Le Borse affondano: Tokyo -4,5%, male l'Ue

Affondano le borse europee, sulla
scia della bocciatura dei piani di Gm e Chrysler da parte
dell’amministrazione Obama. Molto male anche piazza Affari. I dati sulla produzione industriale del Giappone (-9,4%) affondano la Borsa di Tokyo che cede il 4,53%

Milano - La settimana per Piazza Affari e le Borse europee si apre all’insegna delle forti vendite dopo la bocciatura dell’amministrazione Obama dei piani presentati da General Motors e Chrysler, che alimenta lo spettro di bancarotta per i due colossi. Oltre ai titoli auto, sono sotto pressione le banche, su cui pesano le indicazioni del segretario al Tesoro Usa Geithner sulla necessità di maggiori aiuti statali per alcune banche. Alle ore 12 a Milano il Mibtel perde il 3,1%, l’S&P/Mib il 3,7%, a Francoforte il Dax il 3,5%, a Parigi il Cac40 il 2,9%.

Il ribasso di piazza Affari Netto ribasso in Borsa in avvio di settimana. I recuperi messi a segno nelle scorse sedute hanno lasciato il posto alle prese di beneficio, prevalenti soprattutto sui titoli maggiormente favoriti nel periodo del rimbalzo, quindi in particolare i bancari. Il loro elevato peso specifico sul paniere utile a calcolare l’andamento degli indici causa un forte ribasso generale. Alle 12,30 il Mibtel perde infatti il 3,2% mentre è ancora più marcata la flessione dell’S&P/Mib, che sfiora il 4%. Forti vendite anche sui titoli Fiat, che risentono direttamente delle notizie sulla crisi del settore auto in Usa: la quotazione del Lingotto è in calo del 6,59%. Fra i bancari, scendono soprattutto i principali Intesa Sanpaolo (-6,65%), Unicredit (-6,94%), ma anche Monte Paschi (-6,39%) e il Banco Popolare (-5,57%). In calo anche altri industriali come Pirelli (-6,02%), e, in maniera più contenuta, gli energetici (ma Snam Rete Gas è in controtendenza a +0,25%) e gli assicurativi. 

Euribor al minimo storico Sempre in ribasso l’Euribor a tre mesi, il tasso che le banche applicano fra loro per i prestiti di depositi trimestrali. Oggi il tasso è calato all’1,52% dall’1,53% di venerdì scorso, aggiornando il minimo storico. Giù all’1,01% anche l’Euribor a una settimana, mentre quello a un mese resta invariato all’1,15%. I dati sono rilevati dall’European Banking Federation.

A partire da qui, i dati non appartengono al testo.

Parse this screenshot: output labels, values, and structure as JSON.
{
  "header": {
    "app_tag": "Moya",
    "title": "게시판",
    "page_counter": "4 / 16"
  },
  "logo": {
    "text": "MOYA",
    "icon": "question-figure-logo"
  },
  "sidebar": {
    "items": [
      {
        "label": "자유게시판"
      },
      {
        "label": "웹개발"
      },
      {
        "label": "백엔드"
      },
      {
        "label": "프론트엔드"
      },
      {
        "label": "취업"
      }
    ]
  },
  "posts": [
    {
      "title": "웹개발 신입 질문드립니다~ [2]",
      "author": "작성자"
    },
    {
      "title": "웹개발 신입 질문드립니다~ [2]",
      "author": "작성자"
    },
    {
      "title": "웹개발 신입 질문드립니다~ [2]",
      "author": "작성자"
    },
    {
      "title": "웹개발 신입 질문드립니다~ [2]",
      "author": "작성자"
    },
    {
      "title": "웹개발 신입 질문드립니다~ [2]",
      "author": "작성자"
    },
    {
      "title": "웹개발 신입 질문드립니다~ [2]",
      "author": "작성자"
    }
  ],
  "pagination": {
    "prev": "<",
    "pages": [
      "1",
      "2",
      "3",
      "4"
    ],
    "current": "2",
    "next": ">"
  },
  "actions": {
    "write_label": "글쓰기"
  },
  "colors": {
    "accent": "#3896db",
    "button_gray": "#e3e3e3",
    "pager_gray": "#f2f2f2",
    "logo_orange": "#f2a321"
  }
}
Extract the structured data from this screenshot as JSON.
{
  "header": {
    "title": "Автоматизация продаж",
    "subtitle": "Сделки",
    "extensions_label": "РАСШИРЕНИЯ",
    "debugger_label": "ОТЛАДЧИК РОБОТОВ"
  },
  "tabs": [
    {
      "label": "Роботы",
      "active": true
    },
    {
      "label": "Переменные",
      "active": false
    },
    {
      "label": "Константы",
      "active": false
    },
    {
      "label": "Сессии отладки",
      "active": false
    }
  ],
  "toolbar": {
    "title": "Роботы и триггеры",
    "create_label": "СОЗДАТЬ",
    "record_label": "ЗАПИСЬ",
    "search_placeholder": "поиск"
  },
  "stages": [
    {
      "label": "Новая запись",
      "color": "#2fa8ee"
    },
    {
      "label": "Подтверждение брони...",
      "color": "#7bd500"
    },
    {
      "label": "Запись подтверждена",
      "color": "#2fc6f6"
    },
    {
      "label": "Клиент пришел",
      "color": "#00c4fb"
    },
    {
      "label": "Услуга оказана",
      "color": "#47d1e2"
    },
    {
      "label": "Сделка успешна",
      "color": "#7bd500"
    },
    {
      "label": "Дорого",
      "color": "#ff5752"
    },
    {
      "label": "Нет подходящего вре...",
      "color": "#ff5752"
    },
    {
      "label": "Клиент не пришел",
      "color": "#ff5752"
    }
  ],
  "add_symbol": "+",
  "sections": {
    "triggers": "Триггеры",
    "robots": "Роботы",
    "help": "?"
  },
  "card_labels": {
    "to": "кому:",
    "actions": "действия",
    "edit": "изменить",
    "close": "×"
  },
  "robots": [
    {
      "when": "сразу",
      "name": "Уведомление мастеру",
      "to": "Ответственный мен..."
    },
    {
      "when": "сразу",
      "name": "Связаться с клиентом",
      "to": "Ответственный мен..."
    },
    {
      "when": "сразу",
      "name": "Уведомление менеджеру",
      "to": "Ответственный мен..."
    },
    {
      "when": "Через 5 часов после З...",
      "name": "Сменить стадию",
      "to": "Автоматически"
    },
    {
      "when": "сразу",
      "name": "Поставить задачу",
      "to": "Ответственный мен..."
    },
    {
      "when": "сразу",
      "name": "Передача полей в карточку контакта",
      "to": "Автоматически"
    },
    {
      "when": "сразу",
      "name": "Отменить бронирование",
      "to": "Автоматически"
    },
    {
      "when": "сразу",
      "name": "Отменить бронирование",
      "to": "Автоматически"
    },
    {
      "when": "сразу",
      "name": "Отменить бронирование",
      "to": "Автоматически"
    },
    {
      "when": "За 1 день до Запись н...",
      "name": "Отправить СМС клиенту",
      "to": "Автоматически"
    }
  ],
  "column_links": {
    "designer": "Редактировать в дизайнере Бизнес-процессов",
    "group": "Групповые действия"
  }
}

Torna il pessimismo in Asia Dopo sei giorni di guadagni, torna il pessimismo nei mercati asiatici che pagano i timori di una recessione sempre più seria. Una preoccupazione legata alle ultime dichiarazioni del segretario americano al Tesoro, Timothy Geithner, sulla necessità di ulteriori aiuti alle banche, e che a Tokyo è aggravata dai dati negativi sulla produzione industriale e dalle cattive notizie che arrivano dal settore immobiliare. La Borsa giapponese ha chiuso con un vero e proprio tonfo la seduta odierna. L’indice Nikkei dei 225 titoli guida ha perso 390,89 punti, pari al 4,53 per cento, scendendo a 8.236,08 punti. Anche la Borsa di Hong Kong ha chiuso in forte ribasso la seduta del mattino.

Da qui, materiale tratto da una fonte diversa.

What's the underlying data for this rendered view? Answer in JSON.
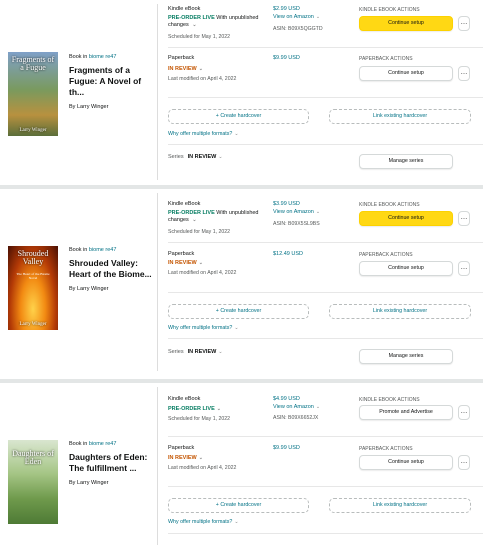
{
  "books": [
    {
      "cover": {
        "title": "Fragments of a Fugue",
        "author": "Larry Winger",
        "colors": [
          "#6f8b58",
          "#c8a45a"
        ]
      },
      "book_in_prefix": "Book in",
      "book_in_link": "biome re47",
      "title": "Fragments of a Fugue: A Novel of th...",
      "author": "By Larry Winger",
      "ebook": {
        "format": "Kindle eBook",
        "status": "PRE-ORDER LIVE",
        "status_extra": "With unpublished changes",
        "scheduled": "Scheduled for May 1, 2022",
        "price": "$2.99 USD",
        "view_link": "View on Amazon",
        "asin": "ASIN: B09X5QGGTD",
        "actions_label": "KINDLE EBOOK ACTIONS",
        "button": "Continue setup",
        "button_style": "yellow"
      },
      "paperback": {
        "format": "Paperback",
        "status": "IN REVIEW",
        "modified": "Last modified on April 4, 2022",
        "price": "$9.99 USD",
        "actions_label": "PAPERBACK ACTIONS",
        "button": "Continue setup"
      },
      "create_hardcover": "+ Create hardcover",
      "link_hardcover": "Link existing hardcover",
      "why_multiple": "Why offer multiple formats?",
      "series_label": "Series",
      "series_status": "IN REVIEW",
      "manage_series": "Manage series"
    },
    {
      "cover": {
        "title": "Shrouded Valley",
        "subtitle": "The Heart of the Biome Novel",
        "author": "Larry Winger",
        "colors": [
          "#8a1e05",
          "#f08a12"
        ]
      },
      "book_in_prefix": "Book in",
      "book_in_link": "biome re47",
      "title": "Shrouded Valley: Heart of the Biome...",
      "author": "By Larry Winger",
      "ebook": {
        "format": "Kindle eBook",
        "status": "PRE-ORDER LIVE",
        "status_extra": "With unpublished changes",
        "scheduled": "Scheduled for May 1, 2022",
        "price": "$3.99 USD",
        "view_link": "View on Amazon",
        "asin": "ASIN: B09X5SL9BS",
        "actions_label": "KINDLE EBOOK ACTIONS",
        "button": "Continue setup",
        "button_style": "yellow"
      },
      "paperback": {
        "format": "Paperback",
        "status": "IN REVIEW",
        "modified": "Last modified on April 4, 2022",
        "price": "$12.49 USD",
        "actions_label": "PAPERBACK ACTIONS",
        "button": "Continue setup"
      },
      "create_hardcover": "+ Create hardcover",
      "link_hardcover": "Link existing hardcover",
      "why_multiple": "Why offer multiple formats?",
      "series_label": "Series",
      "series_status": "IN REVIEW",
      "manage_series": "Manage series"
    },
    {
      "cover": {
        "title": "Daughters of Eden",
        "author": "",
        "colors": [
          "#9fbf7a",
          "#5f8a3f"
        ]
      },
      "book_in_prefix": "Book in",
      "book_in_link": "biome re47",
      "title": "Daughters of Eden: The fulfillment ...",
      "author": "By Larry Winger",
      "ebook": {
        "format": "Kindle eBook",
        "status": "PRE-ORDER LIVE",
        "status_extra": "",
        "scheduled": "Scheduled for May 1, 2022",
        "price": "$4.99 USD",
        "view_link": "View on Amazon",
        "asin": "ASIN: B09X6652JX",
        "actions_label": "KINDLE EBOOK ACTIONS",
        "button": "Promote and Advertise",
        "button_style": "white"
      },
      "paperback": {
        "format": "Paperback",
        "status": "IN REVIEW",
        "modified": "Last modified on April 4, 2022",
        "price": "$9.99 USD",
        "actions_label": "PAPERBACK ACTIONS",
        "button": "Continue setup"
      },
      "create_hardcover": "+ Create hardcover",
      "link_hardcover": "Link existing hardcover",
      "why_multiple": "Why offer multiple formats?"
    }
  ],
  "icons": {
    "more": "ellipsis-icon",
    "caret": "chevron-down-icon"
  }
}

Male la produzione industriale giapponese "I principi fondamentali dell’economia globale restano ancora molto fragili ed è difficile fare delle previsioni rosee", ha commentato Hisakazu Amano, di T&D Asset Management Co., con sede a Tokyo, citato dal sito di Bloomberg. La produzione industriale del Giappone ha subito a febbraio una nuova, fortissima, diminuzione pari al 9,4 per cento rispetto al mese precedente. Il dato è stato annunciato oggi dal ministero dell’economia, del commercio e dell’industria di Tokyo. Comparata a febbraio 2008, la produzione di beni manufatturieri è precipitata del 38,4 per cento. Il dato mensile di febbraio è in linea con le previsioni degli imprenditori, oltre che con quelle degli economisti, una ventina dei quali in un sondaggio Nikkei avevano previsto una caduta del 9 per cento. Secondo il ministero dell’economia, il calo di febbraio proviene, come nei mesi precedenti, da un forte rallentamento della produzione di auto e di semiconduttori, in un momento in cui le vendite di questi prodotti all’estero sono in stallo a causa della crisi mondiale.